Again, please ask the real experts about policy or global trade policy, but we believe there’s solutions to be found normally between these two blocks. And and and some things need to be worked out. Might be still a bit bumpy in the next months, but but they will be working some things out. Yeah. I hope that helps.
This is a little bit more difficult.
Matthias Turnley, CFO, Inficon: It’s a long discussion, but just let me add. Right? Sometimes we say, well, tariff. Right? Tariff is an easy word.
Right? Five letters or yeah. But it’s really complex. Right? What what’s really behind it’s there were so many dependencies and and and rules you you you need to understand, you need to apply.
And and also very much depending is, of course, who’s paying the the customs, right, or the tariffs. Right? And and number one is this is all defined mainly in in the income terms. So the ego terms define a lot, right, who’s really paying, who’s importing the goods. That’s one thing.
And then there are so many other aspects. Right? Will the goods be be brought out of the country again after a couple of days? And then maybe it’s also. And and all these things we we must watch and analyze and and try to get a good understanding, and then we can judge and basically what what we said earlier.
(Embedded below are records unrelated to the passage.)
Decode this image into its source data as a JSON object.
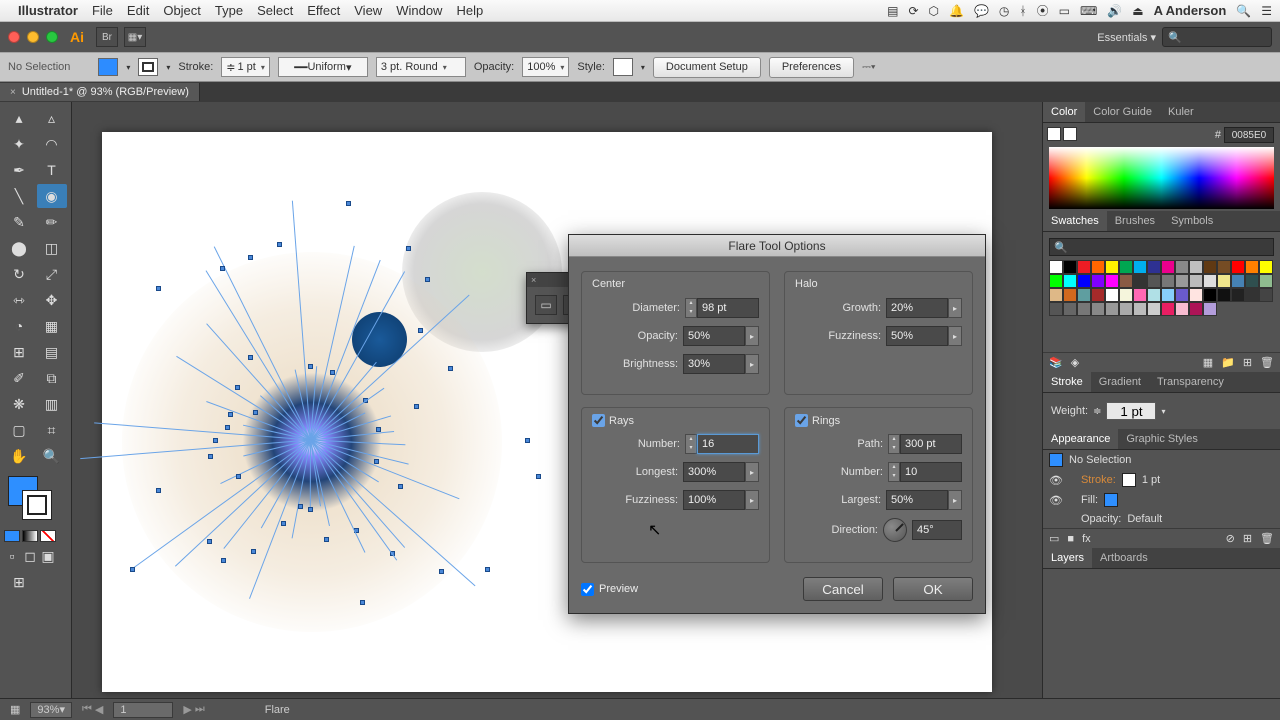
{
  "menubar": {
    "app": "Illustrator",
    "items": [
      "File",
      "Edit",
      "Object",
      "Type",
      "Select",
      "Effect",
      "View",
      "Window",
      "Help"
    ],
    "username": "A Anderson"
  },
  "workspace": {
    "name": "Essentials",
    "search_placeholder": ""
  },
  "controlbar": {
    "selection": "No Selection",
    "stroke_label": "Stroke:",
    "stroke_weight": "1 pt",
    "stroke_profile": "Uniform",
    "brush": "3 pt. Round",
    "opacity_label": "Opacity:",
    "opacity_value": "100%",
    "style_label": "Style:",
    "doc_setup": "Document Setup",
    "prefs": "Preferences"
  },
  "document": {
    "tab": "Untitled-1* @ 93% (RGB/Preview)"
  },
  "panels": {
    "color": {
      "tabs": [
        "Color",
        "Color Guide",
        "Kuler"
      ],
      "hex": "0085E0"
    },
    "swatches": {
      "tabs": [
        "Swatches",
        "Brushes",
        "Symbols"
      ]
    },
    "stroke": {
      "tabs": [
        "Stroke",
        "Gradient",
        "Transparency"
      ],
      "weight_label": "Weight:",
      "weight": "1 pt"
    },
    "appearance": {
      "tabs": [
        "Appearance",
        "Graphic Styles"
      ],
      "selection": "No Selection",
      "stroke_label": "Stroke:",
      "stroke_val": "1 pt",
      "fill_label": "Fill:",
      "opacity_label": "Opacity:",
      "opacity_val": "Default"
    },
    "layers": {
      "tabs": [
        "Layers",
        "Artboards"
      ]
    }
  },
  "dialog": {
    "title": "Flare Tool Options",
    "center": {
      "label": "Center",
      "diameter_label": "Diameter:",
      "diameter": "98 pt",
      "opacity_label": "Opacity:",
      "opacity": "50%",
      "brightness_label": "Brightness:",
      "brightness": "30%"
    },
    "halo": {
      "label": "Halo",
      "growth_label": "Growth:",
      "growth": "20%",
      "fuzz_label": "Fuzziness:",
      "fuzz": "50%"
    },
    "rays": {
      "label": "Rays",
      "number_label": "Number:",
      "number": "16",
      "longest_label": "Longest:",
      "longest": "300%",
      "fuzz_label": "Fuzziness:",
      "fuzz": "100%"
    },
    "rings": {
      "label": "Rings",
      "path_label": "Path:",
      "path": "300 pt",
      "number_label": "Number:",
      "number": "10",
      "largest_label": "Largest:",
      "largest": "50%",
      "dir_label": "Direction:",
      "dir": "45°"
    },
    "preview": "Preview",
    "cancel": "Cancel",
    "ok": "OK"
  },
  "statusbar": {
    "zoom": "93%",
    "page": "1",
    "tool": "Flare"
  },
  "swatch_colors": [
    "#ffffff",
    "#000000",
    "#ed1c24",
    "#ff6600",
    "#fff200",
    "#00a651",
    "#00aeef",
    "#2e3192",
    "#ec008c",
    "#898989",
    "#c0c0c0",
    "#603913",
    "#754c24",
    "#ff0000",
    "#ff8000",
    "#ffff00",
    "#00ff00",
    "#00ffff",
    "#0000ff",
    "#8000ff",
    "#ff00ff",
    "#8a5a44",
    "#333333",
    "#555555",
    "#777777",
    "#999999",
    "#bbbbbb",
    "#dddddd",
    "#f0e68c",
    "#4682b4",
    "#2f4f4f",
    "#8fbc8f",
    "#deb887",
    "#d2691e",
    "#5f9ea0",
    "#a52a2a",
    "#ffffff",
    "#f5f5dc",
    "#ff69b4",
    "#b0e0e6",
    "#87cefa",
    "#6a5acd",
    "#ffe4e1",
    "#000",
    "#111",
    "#222",
    "#333",
    "#444",
    "#555",
    "#666",
    "#777",
    "#888",
    "#999",
    "#aaa",
    "#bbb",
    "#ccc",
    "#e91e63",
    "#f8bbd0",
    "#ad1457",
    "#b39ddb"
  ]
}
Of course, we watch it when we need to watch, and then we need to make the right decisions. Right? When when we have a a clarity some clarity, what what could be the impact. And as Oliver said, we even even today, right, two days before the official day, I think, August 1, we we don’t know what’s what’s the agreement with Switzerland and and eventually, we don’t know yet. And what we will see and then we we we we look at our structure, our, product streams and product flows right into the world, and then we need to, yeah, to make the right decisions.
Oliver, CEO, Inficon: Yeah. That’s very good additions that Matthias made here. Just to show you the complexity of it. It really breaks down in a complex process, and then there’s also the customer discussion who share who does what, or do we change the revenue stream or the shipping stream or yeah. And then we’ll work through it.
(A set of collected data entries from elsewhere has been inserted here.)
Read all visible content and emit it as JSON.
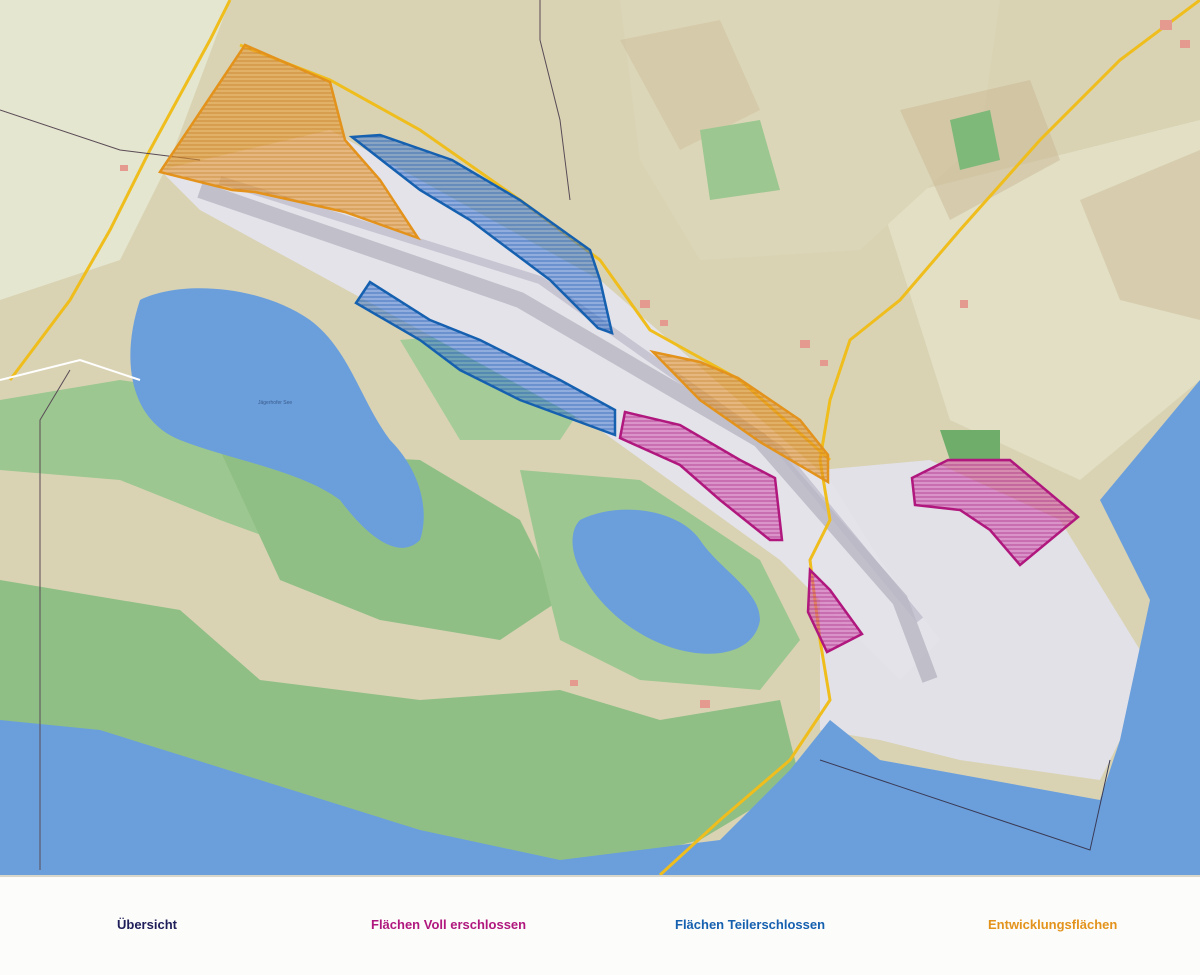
{
  "legend": {
    "overview": "Übersicht",
    "full": "Flächen Voll erschlossen",
    "partial": "Flächen Teilerschlossen",
    "development": "Entwicklungsflächen"
  },
  "colors": {
    "land": "#d8d2b3",
    "forest": "#8fbf85",
    "water": "#6b9fdc",
    "developed_area": "#e0dfe6",
    "road": "#efbd1c",
    "full_developed": "#b0187e",
    "partial_developed": "#1660b0",
    "development": "#e3931c"
  },
  "map": {
    "lake_label": "Jägerhofer See"
  }
}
But it it it shouldn’t be that extreme. It’s not a great deal. Right? I mean, we we are fans of the the the world before where there’s a couple percentage between the blocks, especially the major trading blocks, right, excluding maybe US and China. That is good.
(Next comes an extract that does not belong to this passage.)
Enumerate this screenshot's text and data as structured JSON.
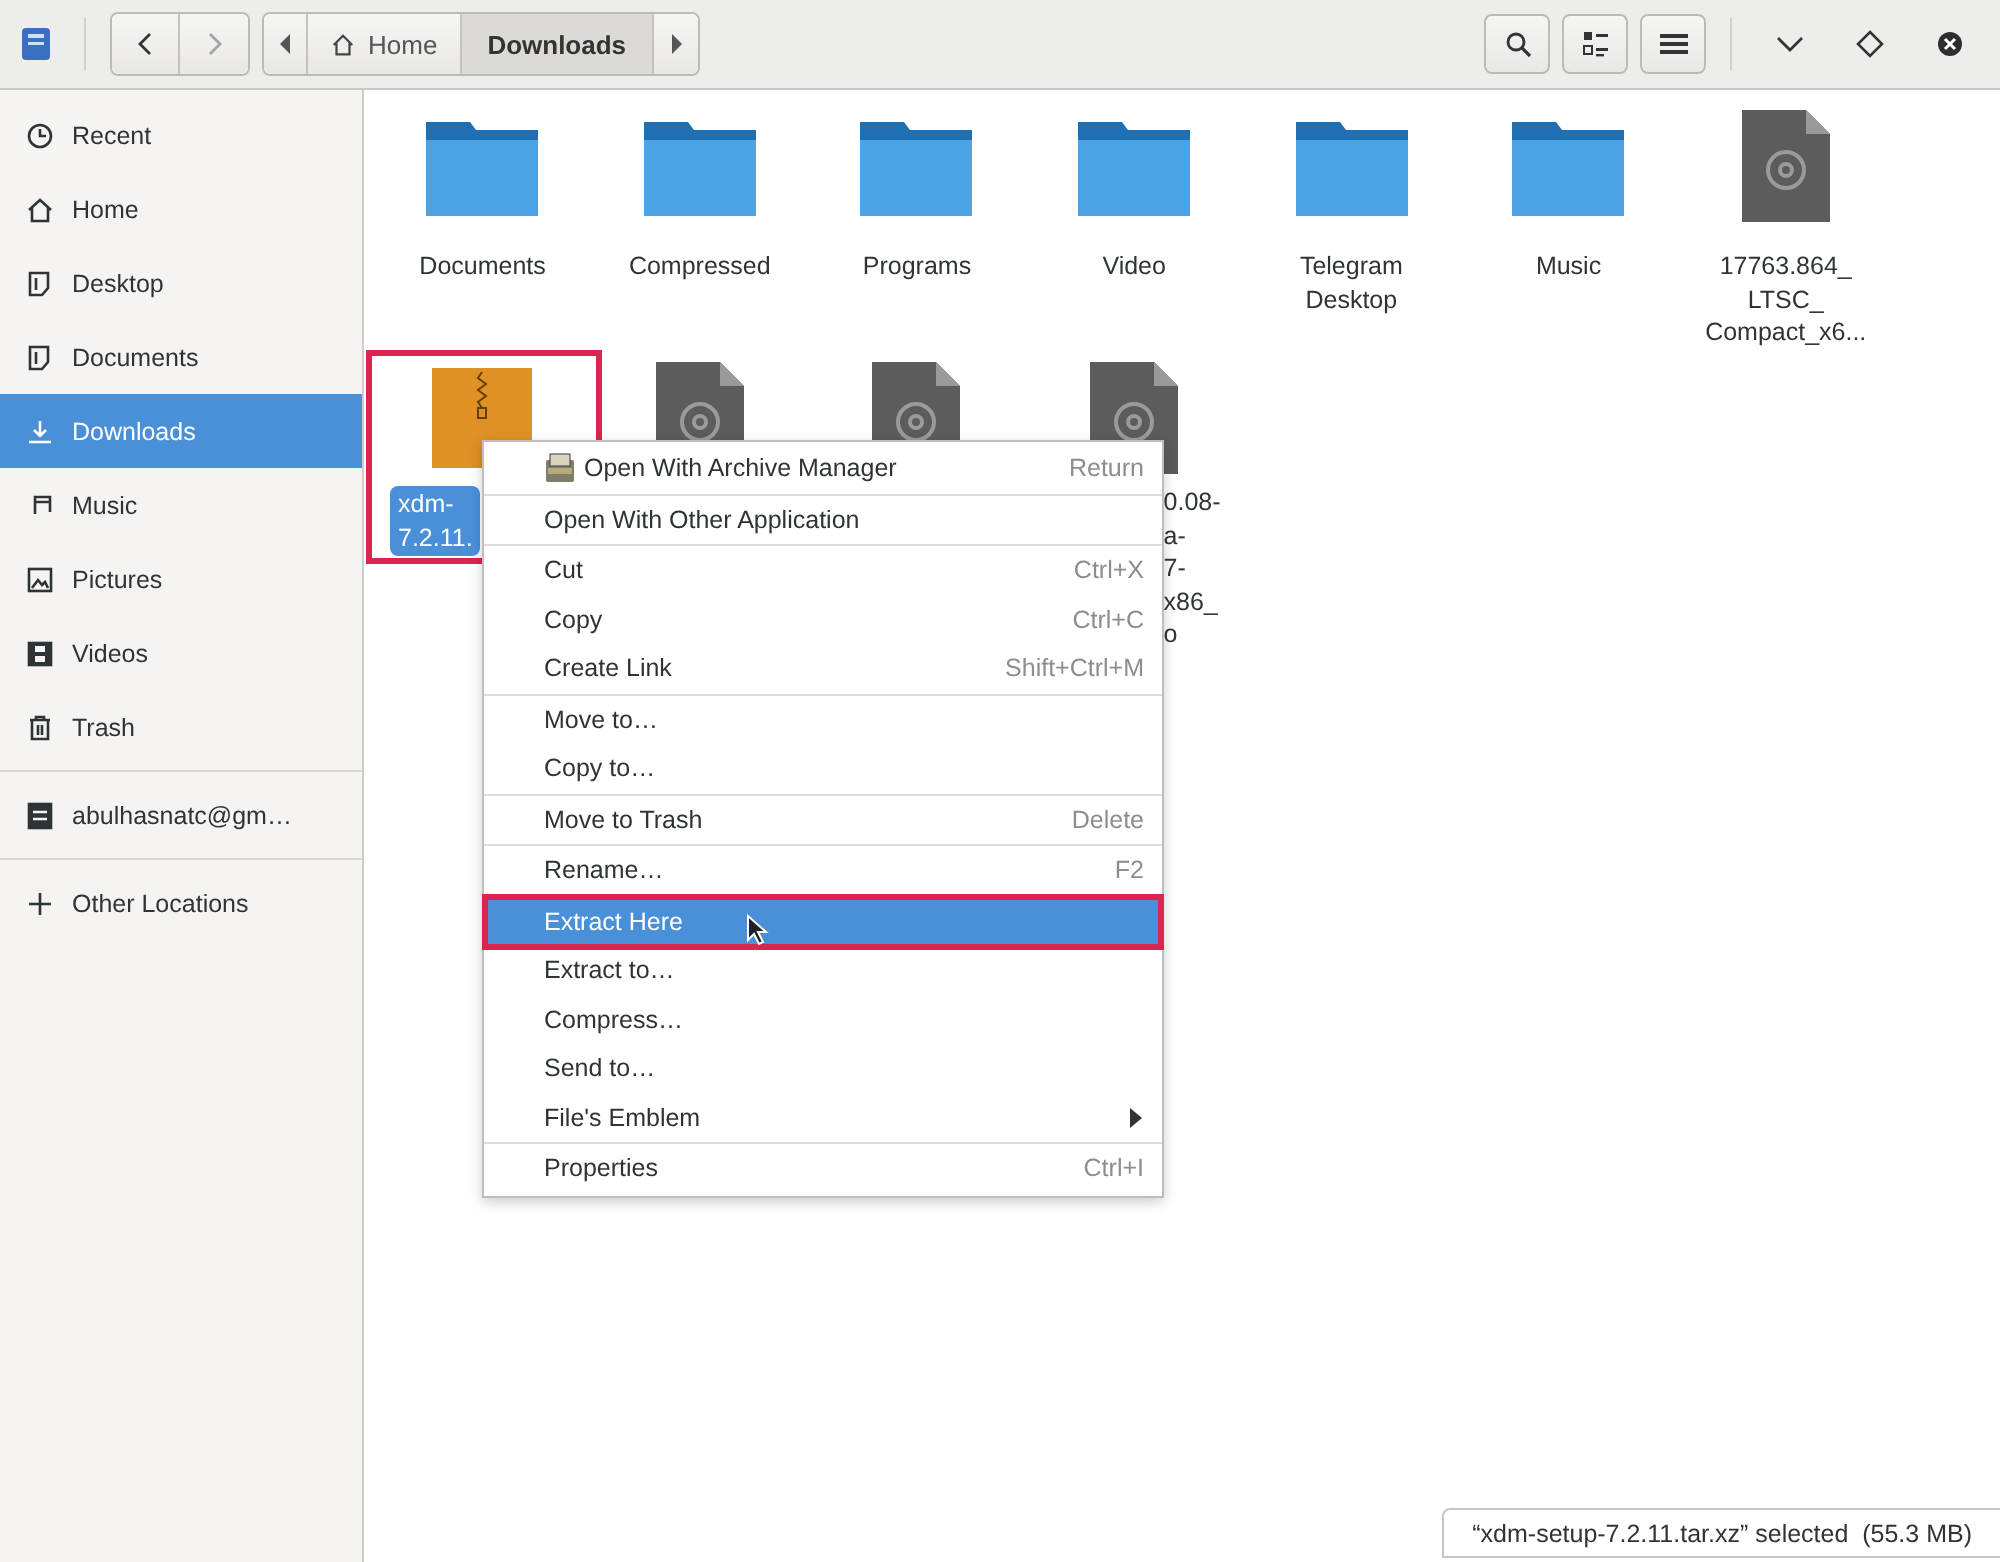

Right? Free room to operate, not too many tax burdens and regulations. It’s obvious. Right? That’s the easiest to to make business and grow business.
But the the world is what the world is, so you you navigate where you are. It’s the same rules for everybody. Right? And I believe we are just in a very good place to navigate this. So we remain confident whatever will be thrown in us.
Michael Linowen, Analyst: That is good to hear. Thank you very much for that. Thanks, Michael. Bye, guys.
Moderator/Call Operator: At this moment, I don’t see anyone else wanting to ask questions. So maybe this is the point for closing remarks.
Oliver, CEO, Inficon: Alright. Then thank you very much, everybody, for your interest, for your continuous support, and we meet again soon in a quarter. Interesting time. And as I mentioned early, also very exciting times at the same time. So I would say the same thing.
We remain confident and optimistic here see what the future brings. And then with that, we meet again soon as Matthias has outlined in the next dates for the next earnings release and other events we will participate. Thank you very much, and have a wonderful day. Talk soon. Thank you.